What stands out to me as I look at this list (and in this I am following Richard Beck over at Experimental Theology), is how the works of mercy have lost some of their immediate urgency in our modern, institutionalized world.  Giving a cup of water to someone who's thirsty in our world probably has less significance than it would have had in the arid land Jesus travelled.  Unlike inmates in modern correctional facilities, a prisoner in Jesus' day was often responsible for his own food, medical attention and general upkeep, even behind bars, a fact which made a visit a potentially life-saving act.  So it's hard to do a one-to-one comparison.

But then again, all it takes is a little creative imagination to overcome the generation-gap here.  A cup of cold water might not do much today, but a Jesus Well or a BioSand Water Filter would (and does).  Visiting prisoners in modern day Canada can be a complicated, red-tape affair, but it can be done, and writing a letter to a prisoner is something anyone could do (See here, here or here).  They don't let just anybody bury the dead anymore, but anybody can show practical love, help and support to the grieved and bereaved.  And it doesn't take too much imagination to think of ways that welcoming the stranger might happen in our modern world, from mentoring new-comers to Canada to getting involved in a local shelter.

So it can be done.  Like I say, all it takes is a bit of imagination, and a desire to encounter Jesus.  Because in Matthew 25 Jesus said, or at least strongly implied, that if you really want to encounter him in a life-giving way, you'll have to look for him among the grieved, the starving, the homeless and the persecuted.  That's where he is, and when you're serving them, you're serving him.

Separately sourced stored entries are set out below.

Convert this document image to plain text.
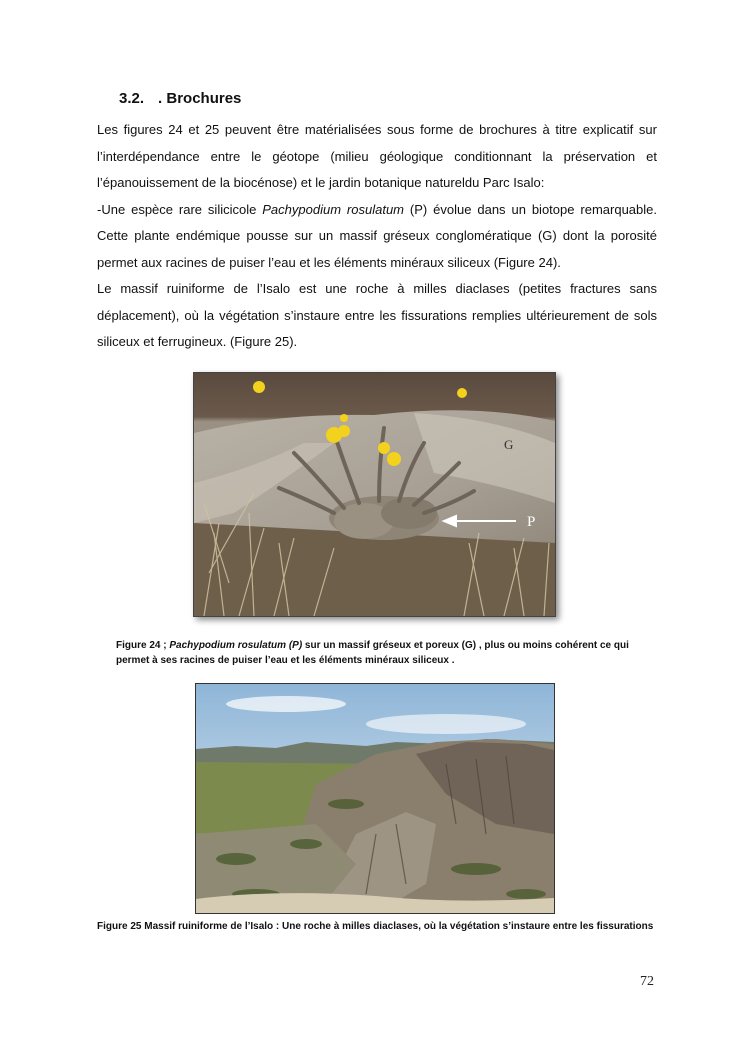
3.2. . Brochures

Les figures 24 et 25 peuvent être matérialisées sous forme de brochures à titre explicatif sur l’interdépendance entre le géotope (milieu géologique conditionnant la préservation et l’épanouissement de la biocénose) et le jardin botanique natureldu Parc Isalo:

-Une espèce rare silicicole Pachypodium rosulatum (P) évolue dans un biotope remarquable. Cette plante endémique pousse sur un massif gréseux conglomératique (G) dont la porosité permet aux racines de puiser l’eau et les éléments minéraux siliceux (Figure 24).

Le massif ruiniforme de l’Isalo est une roche à milles diaclases (petites fractures sans déplacement), où la végétation s’instaure entre les fissurations remplies ultérieurement de sols siliceux et ferrugineux. (Figure 25).

G
P
Figure 24 ; Pachypodium rosulatum (P) sur un massif gréseux et poreux (G) , plus ou moins cohérent ce qui permet à ses racines de puiser l’eau et les éléments minéraux siliceux .
Figure 25 Massif ruiniforme de l’Isalo : Une roche à milles diaclases, où la végétation s’instaure entre les fissurations
72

What about you?  Where or how have you encountered Jesus by praticipating in one of the Seven Works of Mercy?

Sometimes we sing a song in church about how we want to see Jesus "high and lifted up / shining in the light of [his] glory," and I never thought about how risky a thing it was to ask God to open the eyes of our heart in this way.  Because if anything Jesus said in Matthew 25 can be trusted, when he grants that request we'll probably find ourselves standing among the hurting, the vulnerable, the outcast and the helpless.  And if we want to make sure we don't miss him when we're there, it probably couldn't hurt to make ourselves familiar with the Works of Mercy.